Obama’s Middle East policy proved a disaster, achieving none of its original aims. His collaboration with al Qaeda and its offshoots failed to win support, unsurprisingly, as those terrorist organisations disintegrated. Anti-American governments now run Iran, Iraq, Syria, and Afghanistan.
Obama shifted the US foreign policy focus to the Pacific basin, with encouragement from Hillary Clinton, his Secretary of State (foreign minister). This “pivot to Asia” was designed to disrupt China’s rise by funding and backing secessionist movements, and to probe its borders and interfere in its territorial waters in the South China Sea. These are estimated to contain 213 billion barrels of oil and 190 trillion cubic feet of natural gas.

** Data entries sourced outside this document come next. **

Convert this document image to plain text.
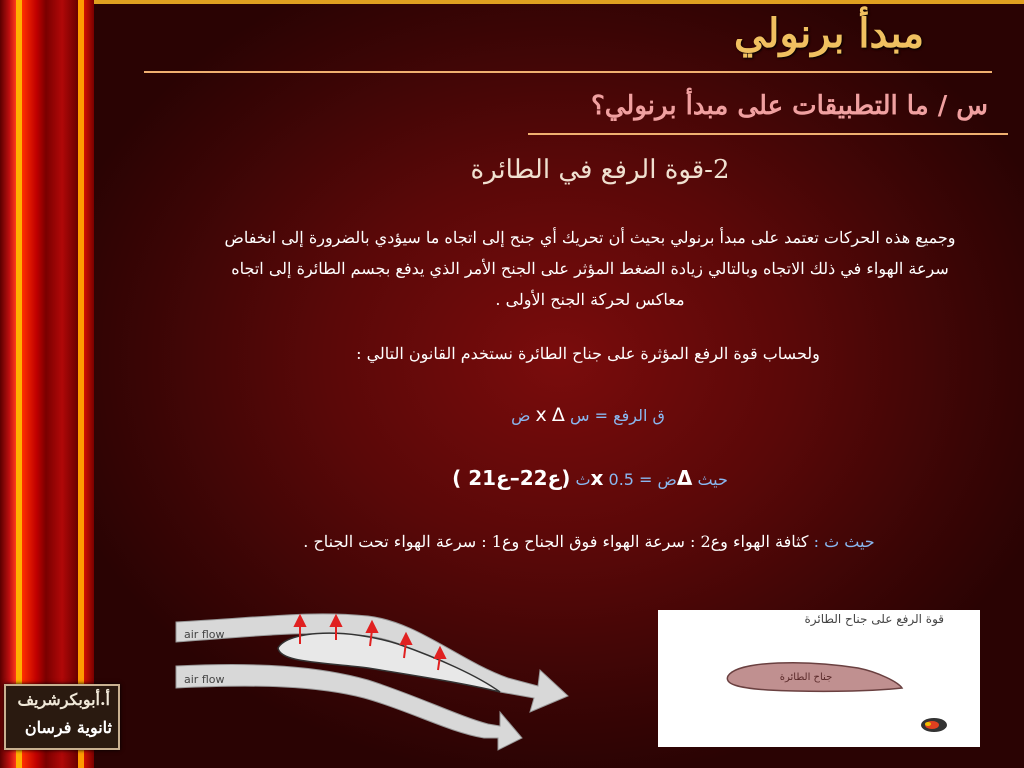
مبدأ برنولي
س / ما التطبيقات على مبدأ برنولي؟
2-قوة الرفع في الطائرة
وجميع هذه الحركات تعتمد على مبدأ برنولي بحيث أن تحريك أي جنح إلى اتجاه ما سيؤدي بالضرورة إلى انخفاض سرعة الهواء في ذلك الاتجاه وبالتالي زيادة الضغط المؤثر على الجنح الأمر الذي يدفع بجسم الطائرة إلى اتجاه معاكس لحركة الجنح الأولى .
ولحساب قوة الرفع المؤثرة على جناح الطائرة نستخدم القانون التالي :
ق الرفع = س x Δ ض
حيث Δض = 0.5 xث (ع22–ع21 )
حيث ث : كثافة الهواء وع2 : سرعة الهواء فوق الجناح وع1 : سرعة الهواء تحت الجناح .
air flow
air flow
قوة الرفع على جناح الطائرة
جناح الطائرة
أ.أبوبكرشريف
ثانوية فرسان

The Strait of Malacca in the South China Sea is a choke-point for China’s trade, especially of its oil imports. The US government is trying to control China’s trade routes; Yemen’s Socotra at the western end and the South China Sea at the eastern end.
US front
Funding for these activities is channelled through the National Endowment for Democracy, supposedly a private organisation but in reality, a front for US government policy. It has little to do with democracy, created during Ronald Regan’s presidency in the wake of revelations about the CIA’s undercover, sometimes illegal, activity.
According to William Blum, a US historian and foreign policy critic, the plan was to “…shift many of these awful things to a new organization, with a nice sounding name.”. The idea was that it “…would do somewhat overtly what the CIA had been doing covertly for decades, and thus, hopefully, eliminate the stigma associated with CIA covert activities.”
The NED’s “Democracy Award” is predominantly given to groups agitating against governments that the USA does not approve of. China is a particular target – for example the award in 2019 went to three groups aiming to interfere with internal Chinese policy.